In most cases where chlorine and/or related products are used, a final rinsing procedure is used to relieve the residual effect that these products have on prepared fresh produce. The use of Aqua Salveo™ is well positioned as an amendment to this final rinsing process. Experimentation in this regard yielded positive results on value added broccoli, cauliflower, carrots, lettuce, and spinach products. To summarize it can be concluded that in cases where calcium hypochlorite and Aqua Salveo™ were used for washing and rinsing procedures, shelf-life (based on the intensity of microbial activity) was significantly improved.
Metals, such as zink, copper and silver, are known to act as anti-microbial agents. The nitrate salts of these agents in Aqua Salveo™ can thus be assumed to contribute towards the enhanced shelf-life noted on the treated vegetable products. Upon subjecting the treated samples to laboratory tests, it was clear that the plate counts were significantly lower on produce that was rinsed in Aqua Salveo™.
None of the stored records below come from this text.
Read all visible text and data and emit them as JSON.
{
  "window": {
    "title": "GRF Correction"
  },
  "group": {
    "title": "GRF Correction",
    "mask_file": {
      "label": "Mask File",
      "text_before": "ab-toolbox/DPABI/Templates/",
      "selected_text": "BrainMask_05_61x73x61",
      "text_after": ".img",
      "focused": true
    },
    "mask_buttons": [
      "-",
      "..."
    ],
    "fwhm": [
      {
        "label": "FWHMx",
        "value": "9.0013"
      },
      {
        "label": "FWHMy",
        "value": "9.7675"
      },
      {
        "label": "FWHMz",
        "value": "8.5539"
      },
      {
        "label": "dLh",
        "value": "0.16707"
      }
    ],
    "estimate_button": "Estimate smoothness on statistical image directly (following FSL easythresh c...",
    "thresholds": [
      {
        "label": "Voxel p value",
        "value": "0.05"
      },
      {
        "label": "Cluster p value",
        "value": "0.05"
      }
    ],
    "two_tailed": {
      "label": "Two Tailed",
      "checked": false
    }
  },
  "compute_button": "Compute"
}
It is important to consider the shelf-life of fresh cut vegetables as a criterion when evaluating the efficacy of chemical agents applied as a post-harvest treatment. This allows various advantages for producers (packers), distributors and the end-users (1) packed products does last longer allowing better planning from a production and distribution point of view, (2) end-users will also benefit from the fact that prepared vegetable products will remain fresh for longer periods of time.
Aqua Salveo™ also holds a SABS mark and comprehensive documentation, such as the Material Safety Data Sheets (MSDS). These accreditations substantiate the fact that the product is a non-toxic compound, perfectly fit for use in food processing factories and that these attributes also minimize the risk of chemical contamination.